Years ago, when I had a small role in the Dick Van Dyke movie, “Cold Turkey,” I
had occasion to spend a week in Iowa. Once I got out of Des Moines and into the
outlying communities, I was astonished to find fences and walls were virtually
nonexistent. It made for a wide open feeling, but I was left wondering how Iowans
determined if they were weeding their own yard or their neighbor’s. Maybe in the
Midwest, they don’t worry about things like that.
I happen to be friends with my next door neighbor, but I’m glad we’re separated
by a fence. I wouldn’t want to accidentally encroach on him and, much as I like him, I
wouldn’t want him encroaching on me. In California, we worry about things like that.
There are people, we all know, who oppose the whole notion of fences and walls
when it comes to America’s property line. Although these folks have barriers around
their own homes, they vehemently object to our nation’s having them. These
knuckleheads would call the cops if a stranger strolled into their backyard, but they think
it’s fine and dandy for 12 or 13 million strangers to trespass in the United States.

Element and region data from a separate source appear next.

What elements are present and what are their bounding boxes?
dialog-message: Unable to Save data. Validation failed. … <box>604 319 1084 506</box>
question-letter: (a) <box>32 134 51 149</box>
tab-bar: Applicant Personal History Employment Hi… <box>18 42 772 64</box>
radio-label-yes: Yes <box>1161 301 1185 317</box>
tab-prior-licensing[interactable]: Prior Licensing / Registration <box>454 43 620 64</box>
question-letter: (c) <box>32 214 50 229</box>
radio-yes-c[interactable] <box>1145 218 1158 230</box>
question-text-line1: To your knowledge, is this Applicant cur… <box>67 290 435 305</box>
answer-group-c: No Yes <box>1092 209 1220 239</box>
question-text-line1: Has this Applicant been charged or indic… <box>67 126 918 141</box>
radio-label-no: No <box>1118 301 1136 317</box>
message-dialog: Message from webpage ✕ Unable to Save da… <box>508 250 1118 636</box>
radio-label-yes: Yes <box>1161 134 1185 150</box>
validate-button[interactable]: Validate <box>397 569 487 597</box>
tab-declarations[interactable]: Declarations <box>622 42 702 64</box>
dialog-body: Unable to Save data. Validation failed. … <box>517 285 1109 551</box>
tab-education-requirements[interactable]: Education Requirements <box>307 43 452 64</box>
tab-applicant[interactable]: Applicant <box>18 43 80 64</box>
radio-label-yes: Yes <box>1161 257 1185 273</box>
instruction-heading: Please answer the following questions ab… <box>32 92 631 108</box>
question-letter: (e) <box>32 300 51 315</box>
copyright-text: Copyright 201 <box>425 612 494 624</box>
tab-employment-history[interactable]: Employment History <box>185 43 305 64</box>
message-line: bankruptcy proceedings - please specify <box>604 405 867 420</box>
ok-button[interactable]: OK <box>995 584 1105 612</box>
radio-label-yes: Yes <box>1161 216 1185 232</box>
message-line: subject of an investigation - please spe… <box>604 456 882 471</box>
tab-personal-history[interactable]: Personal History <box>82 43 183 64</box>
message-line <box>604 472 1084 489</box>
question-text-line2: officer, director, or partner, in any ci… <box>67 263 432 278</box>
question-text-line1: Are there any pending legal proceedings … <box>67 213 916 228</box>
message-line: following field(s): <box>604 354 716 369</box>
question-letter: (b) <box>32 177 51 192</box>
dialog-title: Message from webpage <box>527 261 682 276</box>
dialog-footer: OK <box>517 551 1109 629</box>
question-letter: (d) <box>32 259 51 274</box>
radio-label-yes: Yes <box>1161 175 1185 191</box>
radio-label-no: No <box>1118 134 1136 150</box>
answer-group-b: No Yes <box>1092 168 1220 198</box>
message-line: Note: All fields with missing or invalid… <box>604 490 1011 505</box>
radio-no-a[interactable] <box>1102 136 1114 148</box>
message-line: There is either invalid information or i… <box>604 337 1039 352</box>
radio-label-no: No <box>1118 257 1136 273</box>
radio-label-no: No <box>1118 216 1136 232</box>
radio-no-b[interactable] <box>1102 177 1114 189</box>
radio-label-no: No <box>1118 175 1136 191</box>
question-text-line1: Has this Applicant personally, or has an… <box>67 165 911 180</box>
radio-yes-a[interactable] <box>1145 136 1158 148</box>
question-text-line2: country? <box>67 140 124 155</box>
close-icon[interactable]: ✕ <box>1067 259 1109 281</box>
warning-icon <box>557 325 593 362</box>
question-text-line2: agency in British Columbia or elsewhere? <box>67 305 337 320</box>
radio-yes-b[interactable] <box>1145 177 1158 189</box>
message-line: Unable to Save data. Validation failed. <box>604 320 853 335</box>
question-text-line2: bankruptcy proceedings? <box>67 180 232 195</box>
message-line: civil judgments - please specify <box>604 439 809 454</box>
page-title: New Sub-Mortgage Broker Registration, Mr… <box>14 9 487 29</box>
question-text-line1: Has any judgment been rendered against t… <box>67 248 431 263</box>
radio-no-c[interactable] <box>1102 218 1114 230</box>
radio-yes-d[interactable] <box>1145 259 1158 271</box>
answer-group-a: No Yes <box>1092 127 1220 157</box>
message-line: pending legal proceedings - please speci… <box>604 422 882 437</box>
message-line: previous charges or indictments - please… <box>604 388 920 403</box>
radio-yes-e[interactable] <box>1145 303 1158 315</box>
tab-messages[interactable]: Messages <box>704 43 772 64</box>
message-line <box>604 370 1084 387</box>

Quite frankly, I don’t understand this double standard. You know darn well
they’d resent it if somebody came on to their property and swiped their flowers or fruit,
but they think it’s perfectly okay if this crowd enters the U.S. expecting to be provided
with free medical attention, free schooling, drivers licenses, welfare, and voting
privileges. Yes, these hypocrites will say, but the illegal aliens are willing to work. To
which I say: So what? If you came home and found a strange family in your living room,
would you let them move in just because they were willing to make your bed or wash
your windows?
Barriers have gotten a bad name for one reason and one reason only, and that’s
the Berlin Wall. Talk about erecting a wall along America’s southern border, and like
Pavlovian dogs responding to the dinner bell, these nitwits immediately bring up the
cursed Wall. The thing to keep in mind about walls and fences is that, like guns, they
are neither good nor bad. It all depends on their purpose. The Great China Wall, for
instance, was erected in order to keep the Huns out. The fence that the Israelis have built
is to keep out suicide bombers. The Berlin Wall, on the other hand, was built in order to
keep East Germans from getting away.
So I say we should build a wall that puts China’s to shame, a wall that would keep
uninvited people out, but in no way would prevent the likes of Ted Kennedy, Harry
Belafonte, Michael Moore, John Murtha, Jesse Jackson, Jimmy Carter, and the rest of the
left-wing crew collectively known as Nature’s major blunders, from leaving.